Bibliothèque privée
Projet neuf
Maître d'ouvrage
Privé
Localisation
Pays Basque
Année
2009
Budget
1,28M
Nichée en lisière de forêt, au fond du Pays basque, cette bibliothèque privée prend place dans une annexe semi-enterrée de la maison d’habitation. Implanté avec retenue, le bâtiment s’efface volontairement dans le paysage boisé de chênes, à la manière des constructions rurales traditionnelles qui dialoguent avec leur environnement plutôt que de s’y imposer.

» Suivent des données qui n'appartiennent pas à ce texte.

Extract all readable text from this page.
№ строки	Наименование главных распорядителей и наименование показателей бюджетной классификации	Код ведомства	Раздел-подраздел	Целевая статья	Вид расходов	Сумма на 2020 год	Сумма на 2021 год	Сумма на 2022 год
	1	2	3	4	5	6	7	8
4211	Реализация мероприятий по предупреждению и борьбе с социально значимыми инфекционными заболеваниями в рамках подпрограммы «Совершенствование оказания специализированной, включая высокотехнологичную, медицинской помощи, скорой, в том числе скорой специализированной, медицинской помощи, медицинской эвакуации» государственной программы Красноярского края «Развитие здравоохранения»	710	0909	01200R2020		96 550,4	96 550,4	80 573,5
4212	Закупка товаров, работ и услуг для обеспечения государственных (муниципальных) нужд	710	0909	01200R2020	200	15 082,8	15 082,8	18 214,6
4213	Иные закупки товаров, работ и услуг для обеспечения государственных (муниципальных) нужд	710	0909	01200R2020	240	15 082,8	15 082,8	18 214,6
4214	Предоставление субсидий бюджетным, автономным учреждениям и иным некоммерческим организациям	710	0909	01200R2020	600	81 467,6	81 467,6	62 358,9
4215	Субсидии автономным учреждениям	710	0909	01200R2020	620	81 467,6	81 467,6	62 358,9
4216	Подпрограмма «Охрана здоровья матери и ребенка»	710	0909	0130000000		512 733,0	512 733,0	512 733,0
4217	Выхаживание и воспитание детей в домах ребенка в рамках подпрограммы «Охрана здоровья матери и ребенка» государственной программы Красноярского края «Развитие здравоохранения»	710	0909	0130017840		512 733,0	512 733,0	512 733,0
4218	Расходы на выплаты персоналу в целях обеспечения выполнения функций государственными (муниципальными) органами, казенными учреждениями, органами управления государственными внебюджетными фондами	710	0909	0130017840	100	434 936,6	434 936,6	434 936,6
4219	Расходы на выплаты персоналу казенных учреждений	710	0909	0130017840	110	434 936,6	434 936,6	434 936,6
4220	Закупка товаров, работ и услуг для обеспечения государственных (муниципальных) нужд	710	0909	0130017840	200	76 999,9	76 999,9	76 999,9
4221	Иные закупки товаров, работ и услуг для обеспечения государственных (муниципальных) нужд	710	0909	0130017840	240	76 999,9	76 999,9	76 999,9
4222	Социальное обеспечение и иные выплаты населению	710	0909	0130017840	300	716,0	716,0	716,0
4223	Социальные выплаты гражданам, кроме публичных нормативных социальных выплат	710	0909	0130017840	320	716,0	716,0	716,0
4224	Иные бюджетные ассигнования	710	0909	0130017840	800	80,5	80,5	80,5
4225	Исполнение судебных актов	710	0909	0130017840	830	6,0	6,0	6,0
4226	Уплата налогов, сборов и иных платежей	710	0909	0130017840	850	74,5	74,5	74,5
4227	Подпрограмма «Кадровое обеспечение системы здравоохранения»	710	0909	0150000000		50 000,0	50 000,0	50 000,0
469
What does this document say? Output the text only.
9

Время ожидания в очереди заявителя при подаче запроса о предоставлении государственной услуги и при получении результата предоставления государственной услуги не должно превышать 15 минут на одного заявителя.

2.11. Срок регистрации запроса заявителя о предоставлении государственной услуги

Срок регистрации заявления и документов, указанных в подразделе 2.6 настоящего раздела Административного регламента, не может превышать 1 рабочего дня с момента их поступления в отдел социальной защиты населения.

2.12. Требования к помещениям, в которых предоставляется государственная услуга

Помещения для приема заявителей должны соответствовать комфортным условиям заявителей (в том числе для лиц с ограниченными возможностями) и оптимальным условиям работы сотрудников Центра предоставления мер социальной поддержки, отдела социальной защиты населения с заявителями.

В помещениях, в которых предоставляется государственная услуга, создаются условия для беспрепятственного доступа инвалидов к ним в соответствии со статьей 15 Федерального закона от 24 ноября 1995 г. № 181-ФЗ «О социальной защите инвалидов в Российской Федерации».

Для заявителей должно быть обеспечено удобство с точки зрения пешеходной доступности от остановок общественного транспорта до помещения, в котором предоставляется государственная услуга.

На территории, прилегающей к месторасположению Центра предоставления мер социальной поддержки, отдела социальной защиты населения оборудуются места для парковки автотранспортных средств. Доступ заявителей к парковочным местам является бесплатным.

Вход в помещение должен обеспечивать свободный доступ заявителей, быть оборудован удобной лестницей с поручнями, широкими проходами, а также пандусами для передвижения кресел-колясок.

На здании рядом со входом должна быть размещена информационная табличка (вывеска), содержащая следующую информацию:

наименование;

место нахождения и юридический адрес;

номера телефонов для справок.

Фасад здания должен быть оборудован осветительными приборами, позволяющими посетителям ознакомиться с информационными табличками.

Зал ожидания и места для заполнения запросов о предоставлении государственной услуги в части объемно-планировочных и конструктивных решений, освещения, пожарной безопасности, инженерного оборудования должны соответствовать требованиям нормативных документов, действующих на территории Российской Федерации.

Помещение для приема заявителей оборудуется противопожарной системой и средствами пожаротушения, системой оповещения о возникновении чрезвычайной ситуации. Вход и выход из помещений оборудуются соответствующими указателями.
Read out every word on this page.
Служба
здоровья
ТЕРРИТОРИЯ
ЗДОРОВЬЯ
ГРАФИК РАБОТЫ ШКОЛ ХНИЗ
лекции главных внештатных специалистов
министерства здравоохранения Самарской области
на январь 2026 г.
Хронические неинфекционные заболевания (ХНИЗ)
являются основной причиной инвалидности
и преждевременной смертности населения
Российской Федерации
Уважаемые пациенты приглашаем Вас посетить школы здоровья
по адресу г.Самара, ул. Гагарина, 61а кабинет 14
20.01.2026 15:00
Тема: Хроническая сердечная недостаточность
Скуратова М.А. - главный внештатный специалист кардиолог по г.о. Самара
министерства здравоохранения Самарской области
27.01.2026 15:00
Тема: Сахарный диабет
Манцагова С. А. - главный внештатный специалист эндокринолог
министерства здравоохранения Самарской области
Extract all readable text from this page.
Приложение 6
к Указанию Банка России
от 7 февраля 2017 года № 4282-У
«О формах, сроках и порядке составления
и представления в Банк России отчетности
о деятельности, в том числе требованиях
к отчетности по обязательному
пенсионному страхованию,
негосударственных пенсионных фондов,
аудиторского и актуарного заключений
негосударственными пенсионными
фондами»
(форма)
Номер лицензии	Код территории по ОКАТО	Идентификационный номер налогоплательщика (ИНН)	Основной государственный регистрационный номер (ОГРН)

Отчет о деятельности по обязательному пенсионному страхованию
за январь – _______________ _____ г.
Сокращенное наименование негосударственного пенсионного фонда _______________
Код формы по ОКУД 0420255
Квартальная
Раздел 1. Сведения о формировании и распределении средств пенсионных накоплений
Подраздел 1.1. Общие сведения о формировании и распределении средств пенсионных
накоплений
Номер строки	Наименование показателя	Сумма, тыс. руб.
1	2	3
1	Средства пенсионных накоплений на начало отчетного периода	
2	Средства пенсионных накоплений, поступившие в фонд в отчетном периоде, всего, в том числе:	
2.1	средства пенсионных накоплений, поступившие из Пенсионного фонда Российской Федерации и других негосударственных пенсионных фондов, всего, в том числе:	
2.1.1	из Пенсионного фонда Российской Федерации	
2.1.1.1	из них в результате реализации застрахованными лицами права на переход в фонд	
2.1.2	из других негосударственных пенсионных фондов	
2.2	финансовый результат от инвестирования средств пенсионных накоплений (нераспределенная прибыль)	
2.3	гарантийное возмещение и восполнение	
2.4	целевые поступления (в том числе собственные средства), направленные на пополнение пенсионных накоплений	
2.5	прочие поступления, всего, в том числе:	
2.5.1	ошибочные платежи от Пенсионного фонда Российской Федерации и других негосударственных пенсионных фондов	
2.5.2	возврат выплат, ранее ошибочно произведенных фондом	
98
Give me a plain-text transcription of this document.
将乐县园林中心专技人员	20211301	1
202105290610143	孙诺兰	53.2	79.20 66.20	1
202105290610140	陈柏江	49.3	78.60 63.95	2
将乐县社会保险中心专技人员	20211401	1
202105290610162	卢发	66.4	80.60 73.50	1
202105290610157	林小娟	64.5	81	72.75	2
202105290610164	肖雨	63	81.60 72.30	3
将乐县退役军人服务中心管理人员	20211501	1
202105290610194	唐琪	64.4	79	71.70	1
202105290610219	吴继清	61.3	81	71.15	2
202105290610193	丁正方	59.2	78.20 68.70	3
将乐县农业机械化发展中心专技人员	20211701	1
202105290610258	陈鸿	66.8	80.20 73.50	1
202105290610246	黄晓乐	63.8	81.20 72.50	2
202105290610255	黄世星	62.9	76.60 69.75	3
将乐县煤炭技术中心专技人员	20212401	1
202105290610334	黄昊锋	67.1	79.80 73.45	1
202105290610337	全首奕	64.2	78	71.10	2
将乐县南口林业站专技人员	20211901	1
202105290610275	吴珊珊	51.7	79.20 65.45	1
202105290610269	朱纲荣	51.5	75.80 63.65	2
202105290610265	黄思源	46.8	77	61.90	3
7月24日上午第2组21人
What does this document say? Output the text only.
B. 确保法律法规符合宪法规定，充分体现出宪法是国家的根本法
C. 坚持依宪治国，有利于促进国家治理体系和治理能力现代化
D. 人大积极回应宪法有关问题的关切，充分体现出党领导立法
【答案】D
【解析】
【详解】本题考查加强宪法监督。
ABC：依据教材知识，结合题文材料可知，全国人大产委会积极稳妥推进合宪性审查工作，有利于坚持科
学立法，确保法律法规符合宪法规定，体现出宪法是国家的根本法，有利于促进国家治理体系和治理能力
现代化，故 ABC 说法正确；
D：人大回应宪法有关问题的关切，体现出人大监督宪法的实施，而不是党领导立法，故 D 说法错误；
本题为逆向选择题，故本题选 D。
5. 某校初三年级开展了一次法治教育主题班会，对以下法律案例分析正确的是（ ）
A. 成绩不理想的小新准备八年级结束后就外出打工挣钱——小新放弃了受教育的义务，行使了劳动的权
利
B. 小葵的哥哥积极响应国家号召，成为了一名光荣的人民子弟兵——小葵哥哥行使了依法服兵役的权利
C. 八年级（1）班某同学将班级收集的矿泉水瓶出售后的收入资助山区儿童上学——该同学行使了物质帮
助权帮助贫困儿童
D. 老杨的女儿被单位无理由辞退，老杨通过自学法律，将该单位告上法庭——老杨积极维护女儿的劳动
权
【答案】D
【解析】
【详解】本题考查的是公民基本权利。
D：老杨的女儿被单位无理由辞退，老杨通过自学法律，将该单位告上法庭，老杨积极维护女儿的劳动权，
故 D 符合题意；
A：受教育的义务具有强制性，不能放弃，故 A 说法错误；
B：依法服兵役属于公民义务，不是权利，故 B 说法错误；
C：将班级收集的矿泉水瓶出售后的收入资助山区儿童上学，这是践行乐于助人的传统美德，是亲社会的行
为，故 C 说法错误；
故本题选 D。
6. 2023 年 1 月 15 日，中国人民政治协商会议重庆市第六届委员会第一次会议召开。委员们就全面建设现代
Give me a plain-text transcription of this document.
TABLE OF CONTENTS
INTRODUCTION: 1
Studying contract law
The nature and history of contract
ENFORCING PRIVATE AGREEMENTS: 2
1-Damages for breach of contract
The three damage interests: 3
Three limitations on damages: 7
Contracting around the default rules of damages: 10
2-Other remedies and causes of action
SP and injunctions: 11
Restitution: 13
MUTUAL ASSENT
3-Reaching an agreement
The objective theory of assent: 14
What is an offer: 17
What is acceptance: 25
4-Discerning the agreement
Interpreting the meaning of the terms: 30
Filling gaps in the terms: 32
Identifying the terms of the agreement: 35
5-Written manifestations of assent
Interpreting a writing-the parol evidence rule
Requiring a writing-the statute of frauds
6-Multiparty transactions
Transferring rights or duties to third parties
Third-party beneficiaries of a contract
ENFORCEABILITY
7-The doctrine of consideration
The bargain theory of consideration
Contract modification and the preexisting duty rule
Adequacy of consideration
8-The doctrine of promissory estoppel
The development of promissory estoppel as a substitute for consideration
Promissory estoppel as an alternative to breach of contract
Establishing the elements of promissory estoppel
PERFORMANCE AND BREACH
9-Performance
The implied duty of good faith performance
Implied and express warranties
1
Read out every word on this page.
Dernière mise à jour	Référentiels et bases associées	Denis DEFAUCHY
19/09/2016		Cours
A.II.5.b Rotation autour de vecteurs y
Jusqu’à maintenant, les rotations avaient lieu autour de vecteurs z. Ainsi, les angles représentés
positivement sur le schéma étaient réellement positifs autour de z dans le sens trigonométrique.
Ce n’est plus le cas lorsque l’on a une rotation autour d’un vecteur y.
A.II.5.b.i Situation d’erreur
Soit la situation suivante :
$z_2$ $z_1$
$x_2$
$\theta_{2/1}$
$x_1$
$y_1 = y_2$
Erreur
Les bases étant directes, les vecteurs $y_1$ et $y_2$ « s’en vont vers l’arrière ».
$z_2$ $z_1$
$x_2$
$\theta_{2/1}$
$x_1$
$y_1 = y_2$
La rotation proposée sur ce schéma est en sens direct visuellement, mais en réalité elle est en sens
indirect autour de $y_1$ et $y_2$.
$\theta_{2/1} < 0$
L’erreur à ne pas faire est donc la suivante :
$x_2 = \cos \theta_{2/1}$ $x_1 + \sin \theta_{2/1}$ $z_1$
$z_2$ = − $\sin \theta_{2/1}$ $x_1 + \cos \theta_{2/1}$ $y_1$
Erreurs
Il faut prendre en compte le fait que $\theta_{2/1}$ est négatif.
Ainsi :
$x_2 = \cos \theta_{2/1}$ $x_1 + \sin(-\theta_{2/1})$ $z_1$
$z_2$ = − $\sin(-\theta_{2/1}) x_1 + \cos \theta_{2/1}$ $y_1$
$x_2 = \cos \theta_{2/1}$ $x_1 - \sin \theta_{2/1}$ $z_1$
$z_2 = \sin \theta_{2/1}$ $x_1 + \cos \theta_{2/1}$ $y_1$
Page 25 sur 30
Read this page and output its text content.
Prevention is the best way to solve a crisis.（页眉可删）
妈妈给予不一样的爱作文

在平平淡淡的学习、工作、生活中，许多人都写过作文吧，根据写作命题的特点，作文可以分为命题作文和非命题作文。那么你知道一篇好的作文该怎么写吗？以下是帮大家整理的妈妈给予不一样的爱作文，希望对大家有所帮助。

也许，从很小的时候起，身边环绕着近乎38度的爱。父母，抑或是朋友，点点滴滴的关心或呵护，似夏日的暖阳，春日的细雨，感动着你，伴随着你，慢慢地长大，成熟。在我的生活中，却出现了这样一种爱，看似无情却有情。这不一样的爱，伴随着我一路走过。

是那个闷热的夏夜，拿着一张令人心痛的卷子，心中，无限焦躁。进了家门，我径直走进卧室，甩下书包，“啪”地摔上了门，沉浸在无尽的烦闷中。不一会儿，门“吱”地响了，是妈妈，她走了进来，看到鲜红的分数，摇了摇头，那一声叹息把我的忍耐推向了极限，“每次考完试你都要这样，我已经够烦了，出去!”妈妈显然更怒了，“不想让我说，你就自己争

L’ouvrage ne présente qu’une seule façade, orientée à l’Est, traitée comme un écran minéral. Entièrement habillée de gabions de pierres des Pyrénées et d’acier corten, elle évoque à la fois les murs de soutènement des anciennes fermes basques et la teinte sombre des sols ferrugineux après la pluie. Le choix des matériaux, bruts et durables, inscrit le projet dans une temporalité longue, assumant le vieillissement naturel comme partie intégrante de l’architecture.
À l’intérieur, la bibliothèque est pensée comme un lieu de retrait et de concentration, presque introspectif, où la lumière matinale accompagne les temps de lecture. L’annexe est entourée d’un jardin zen, conçu comme un espace de transition, propice à la méditation et au calme, en écho aux clairières forestières et aux mythes locaux où la nature est habitée, respectée, parfois sacrée. Une manière contemporaine de faire dialoguer architecture, paysage et mémoire du territoire.
Au cœur de l’espace, une cheminée centrale en acier corten structure le volume. Traversante, elle s’ouvre à la fois sur l’intérieur de la bibliothèque et sur l’extérieur, prolongeant l’usage du feu au-delà des limites bâties. Elle devient un point d’ancrage, à la fois fonctionnel et symbolique, rappelant la place du foyer dans l’architecture vernaculaire basque, lieu de rassemblement, de transmission et de récit.
La bibliothèque elle-même participe à une mise en scène plus intime de l’espace. Conçue comme un meuble architectural à part entière, elle dissimule des passages vers d’autres pièces de l’annexe. Certaines étagères deviennent portes, révélant des cheminements discrets, presque secrets, comme la porte intégrée au mobilier qui conduit à une salle de bain en pierre. Ces dispositifs renforcent le caractère introspectif et protecteur du lieu, évoquant les maisons anciennes où l’architecture ménageait toujours une part de mystère.
Enfin, le traitement du plafond vient compléter cette atmosphère singulière. Réalisé par le peintre français Patrice Villaplana, il s’apparente à une œuvre picturale à part entière. La surface peinte évoque un ciel rougeoyant de fin de jour, entre crépuscule et braises ardentes, mêlant des volutes rappelant la fumée du foyer et des motifs plus profonds suggérant les veinages d’un marbre extrait de carrière. Ce plafond, à la fois minéral et atmosphérique, prolonge la présence du feu dans l’espace et renforce le caractère enveloppant et presque tellurique de la bibliothèque, comme si l’architecture elle-même conservait la mémoire de la matière et du temps.